Analysis of the vasoreparative and anti-inflammatory potential of circulating angiogenic cells (CACS) for the treatment of diabetic retinopathy

• Main Author: Chambers, Sarah Elizabeth Jane
• Published: Queen's University Belfast 2015
• Subjects: 617.7
• Online Access: http://ethos.bl.uk/OrderDetails.do?uin=uk.bl.ethos.695297

Interest in regenerative medicine is increasing, in particular, the use of cell-based therapies for treatment of ischaemic diseases has renewed hope of finding a cure, beyond the treatment of symptoms. CAC-based cytotherapy significantly enhances vascular repair in the murine ischaemic retina and is mediated by paracrine release of angiogenic factors. This pro-angiogenic potential of CACs could be harnessed as a novel cellular therapy for the treatment of DR. However, CACs are dysfunctional in diabetes and raises concerns that exposure to the diabetic milieu alters CACs to a phenotype that could exacerbate pathology, rather than repair it.

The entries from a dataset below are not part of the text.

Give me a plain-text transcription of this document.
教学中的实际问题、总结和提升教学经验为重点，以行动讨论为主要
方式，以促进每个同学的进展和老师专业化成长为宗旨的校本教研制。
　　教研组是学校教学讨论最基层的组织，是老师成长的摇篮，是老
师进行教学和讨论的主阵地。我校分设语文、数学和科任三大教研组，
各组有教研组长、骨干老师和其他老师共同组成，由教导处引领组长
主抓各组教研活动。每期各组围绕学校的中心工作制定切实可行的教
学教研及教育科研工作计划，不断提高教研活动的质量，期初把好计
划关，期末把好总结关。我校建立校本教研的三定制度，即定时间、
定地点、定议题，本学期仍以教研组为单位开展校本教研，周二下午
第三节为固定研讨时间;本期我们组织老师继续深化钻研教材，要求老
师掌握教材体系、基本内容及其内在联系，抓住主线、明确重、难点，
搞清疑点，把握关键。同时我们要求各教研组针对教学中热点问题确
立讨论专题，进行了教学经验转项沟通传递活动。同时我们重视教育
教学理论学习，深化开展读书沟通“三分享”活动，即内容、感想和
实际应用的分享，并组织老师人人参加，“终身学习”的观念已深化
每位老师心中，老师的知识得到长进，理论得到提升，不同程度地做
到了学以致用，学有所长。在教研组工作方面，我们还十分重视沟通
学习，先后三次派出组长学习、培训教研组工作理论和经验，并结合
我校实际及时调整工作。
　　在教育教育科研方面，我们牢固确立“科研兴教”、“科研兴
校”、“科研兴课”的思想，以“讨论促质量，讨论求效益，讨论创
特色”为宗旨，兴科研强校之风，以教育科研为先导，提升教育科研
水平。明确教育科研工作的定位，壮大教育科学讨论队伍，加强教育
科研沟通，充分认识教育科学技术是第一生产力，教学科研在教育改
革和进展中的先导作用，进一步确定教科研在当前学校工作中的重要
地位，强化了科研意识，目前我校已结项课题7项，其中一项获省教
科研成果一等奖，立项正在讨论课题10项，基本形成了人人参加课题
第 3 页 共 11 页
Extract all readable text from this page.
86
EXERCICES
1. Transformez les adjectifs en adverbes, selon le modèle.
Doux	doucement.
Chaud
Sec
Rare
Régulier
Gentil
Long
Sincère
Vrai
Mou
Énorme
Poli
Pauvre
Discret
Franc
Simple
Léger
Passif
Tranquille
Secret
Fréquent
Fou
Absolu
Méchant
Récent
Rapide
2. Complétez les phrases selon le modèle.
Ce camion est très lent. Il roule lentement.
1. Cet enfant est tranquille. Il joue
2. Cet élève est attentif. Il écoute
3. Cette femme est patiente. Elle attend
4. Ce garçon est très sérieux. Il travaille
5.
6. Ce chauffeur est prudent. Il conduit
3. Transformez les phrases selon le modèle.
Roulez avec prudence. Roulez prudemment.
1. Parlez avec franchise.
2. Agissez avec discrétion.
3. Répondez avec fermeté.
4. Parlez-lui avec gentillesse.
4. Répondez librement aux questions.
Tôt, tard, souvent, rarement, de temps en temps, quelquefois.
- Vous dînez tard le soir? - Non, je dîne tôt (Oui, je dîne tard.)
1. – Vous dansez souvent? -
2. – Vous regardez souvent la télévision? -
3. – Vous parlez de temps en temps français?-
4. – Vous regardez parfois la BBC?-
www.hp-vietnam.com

The aim of this thesis is to define the precise phenotype of CACs and their angiogenic properties in the context of hyperglycaemia, and to further the development of CACs as a potential clinical application for therapeutic angiogenesis, that is safe and feasible. CACs were isolated from human peripheral blood mononuclear cells that were cultured on fibronectin-coated flasks with endothelial media for 7 days. CACs are not definite M2 macrophages, but represent a distinct subtype of macrophage or macrophage-like cell that share M2 characteristics - anti-inflammatory, pro-angiogenic. CACs conditioned media (CM) can promote tube formation in endothelial cells; however, CACs CM pro-angiogenic potential is reduced when cells are exposed to high D-glucose treatment in vitro. This is due to a change in phenotype towards a pro-inflammatory profile by two potential mechanisms: up-regulation of IL 1 J3, or imbalance of MMP-91TIMP-1 ratio. CACs from type 1 diabetic patients were assessed in comparison to non-diabetic CACs and based on their M1/M2 profile, significant differences were found such as a decrease in CD163 and CD209 expression. This forms foundations for the study of the phenotypic differences in CACs when they are isolated from or delivered to the diabetic milieu. CACs were also isolated from mice bone marrow and characterised. This is an important step towards delivery of these cells in vivo. This project identified that a switch in phenotype is an important consideration when delivering CACs as a cell therapy into a diabetic environment. It highlights that more research is required to understand how CACs behave in vivo, and the plasticity of their M2-like phenotype, before these cells can be used successfully as a cellular therapy.